First black hole in the Universe

Discovered thanks to the James Webb Space Telescope, the first black hole in the Universe formed just 570 million years after the Big Bang

The first known black hole in the universe has been identified by the James Webb Space Telescope. The discovery could tell us a lot about the origin of the supermassive black holes that formed much later. Many galaxies have a supermassive black hole at their center, but it is not clear exactly how they became so large.

One possibility is that they formed from small black holes created by the collapse of the first stars. Another suggestion is that they are the result of huge amounts of gas in the early universe.
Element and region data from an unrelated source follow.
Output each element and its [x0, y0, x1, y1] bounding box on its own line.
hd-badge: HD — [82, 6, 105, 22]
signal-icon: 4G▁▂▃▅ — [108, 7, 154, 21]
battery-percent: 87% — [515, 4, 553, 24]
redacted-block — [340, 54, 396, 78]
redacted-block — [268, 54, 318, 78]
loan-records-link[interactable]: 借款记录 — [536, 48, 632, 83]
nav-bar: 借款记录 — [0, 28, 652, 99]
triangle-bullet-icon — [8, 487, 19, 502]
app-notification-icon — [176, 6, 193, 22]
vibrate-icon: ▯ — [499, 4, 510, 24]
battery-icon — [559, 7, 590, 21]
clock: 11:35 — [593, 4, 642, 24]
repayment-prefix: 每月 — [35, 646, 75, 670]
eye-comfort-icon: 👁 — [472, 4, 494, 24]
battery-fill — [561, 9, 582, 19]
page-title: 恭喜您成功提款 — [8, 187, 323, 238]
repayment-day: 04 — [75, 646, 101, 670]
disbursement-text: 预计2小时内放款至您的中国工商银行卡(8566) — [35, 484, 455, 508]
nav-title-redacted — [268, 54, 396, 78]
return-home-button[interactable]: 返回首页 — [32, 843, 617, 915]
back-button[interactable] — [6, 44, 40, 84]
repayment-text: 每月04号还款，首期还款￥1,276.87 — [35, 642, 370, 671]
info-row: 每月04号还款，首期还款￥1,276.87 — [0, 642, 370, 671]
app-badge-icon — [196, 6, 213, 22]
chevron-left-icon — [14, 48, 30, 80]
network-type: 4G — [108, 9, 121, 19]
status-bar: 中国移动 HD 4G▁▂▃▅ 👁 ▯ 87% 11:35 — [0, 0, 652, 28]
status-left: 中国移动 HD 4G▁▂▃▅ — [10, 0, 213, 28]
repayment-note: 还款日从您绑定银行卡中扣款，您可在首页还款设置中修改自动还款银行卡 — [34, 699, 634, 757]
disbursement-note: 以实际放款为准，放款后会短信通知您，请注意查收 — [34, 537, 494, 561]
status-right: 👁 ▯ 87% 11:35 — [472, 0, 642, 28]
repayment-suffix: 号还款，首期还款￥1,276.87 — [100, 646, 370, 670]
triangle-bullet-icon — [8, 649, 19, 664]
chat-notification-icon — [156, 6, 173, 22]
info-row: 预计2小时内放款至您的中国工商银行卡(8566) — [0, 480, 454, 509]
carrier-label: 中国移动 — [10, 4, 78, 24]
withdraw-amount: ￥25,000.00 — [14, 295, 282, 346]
This gas then collapsed directly into a black hole, without ever forming a star.

Role of James Webb

Rebecca Larson of the University of Texas at Austin and her colleagues have identified the first example of a black hole described in a newly released paper (ref.). Based on its distance from Earth, it formed just 570 million years after the beginning of the Universe. Its mass is 10 million times that of the Sun, making it an intermediate black hole, according to cosmological standards.

“This is really important unexplored territory for the formation and growth of black holes in the early universe” says Larson. “We know where we need to go, but we don’t really know how we got there. We are now starting, for the first time, to really fill in the gaps and put together a better picture of how these cosmic objects formed”.

To identify the black hole, Larson and her team pointed James Webb at a specific galaxy, CEERS1019. The Hubble Space Telescope had already investigated this galaxy and identified it as the brightest in this part of the universe. However, Hubble was unable to discern what was inside.

Revealing Signals

Using NIRcam, NIRspec, and MIRI, instruments on board the James Webb Space Telescope, the different components of the light signal emitted by the galaxy were identified. This signal reaches peaks that identify the elements that produce them. “One of them had a peak, with a very broad base that undoubtedly comes from the black hole in the center” says Larson.

This first example of a primordial black hole in the universe seems to suggest that it did not develop from the collapse of a stellar mass, says James Mullaney of the University of Sheffield. “We are ruling out that these stellar-mass black holes are viable sources, unless there is very rapid growth of these black holes in the early stages of the universe.”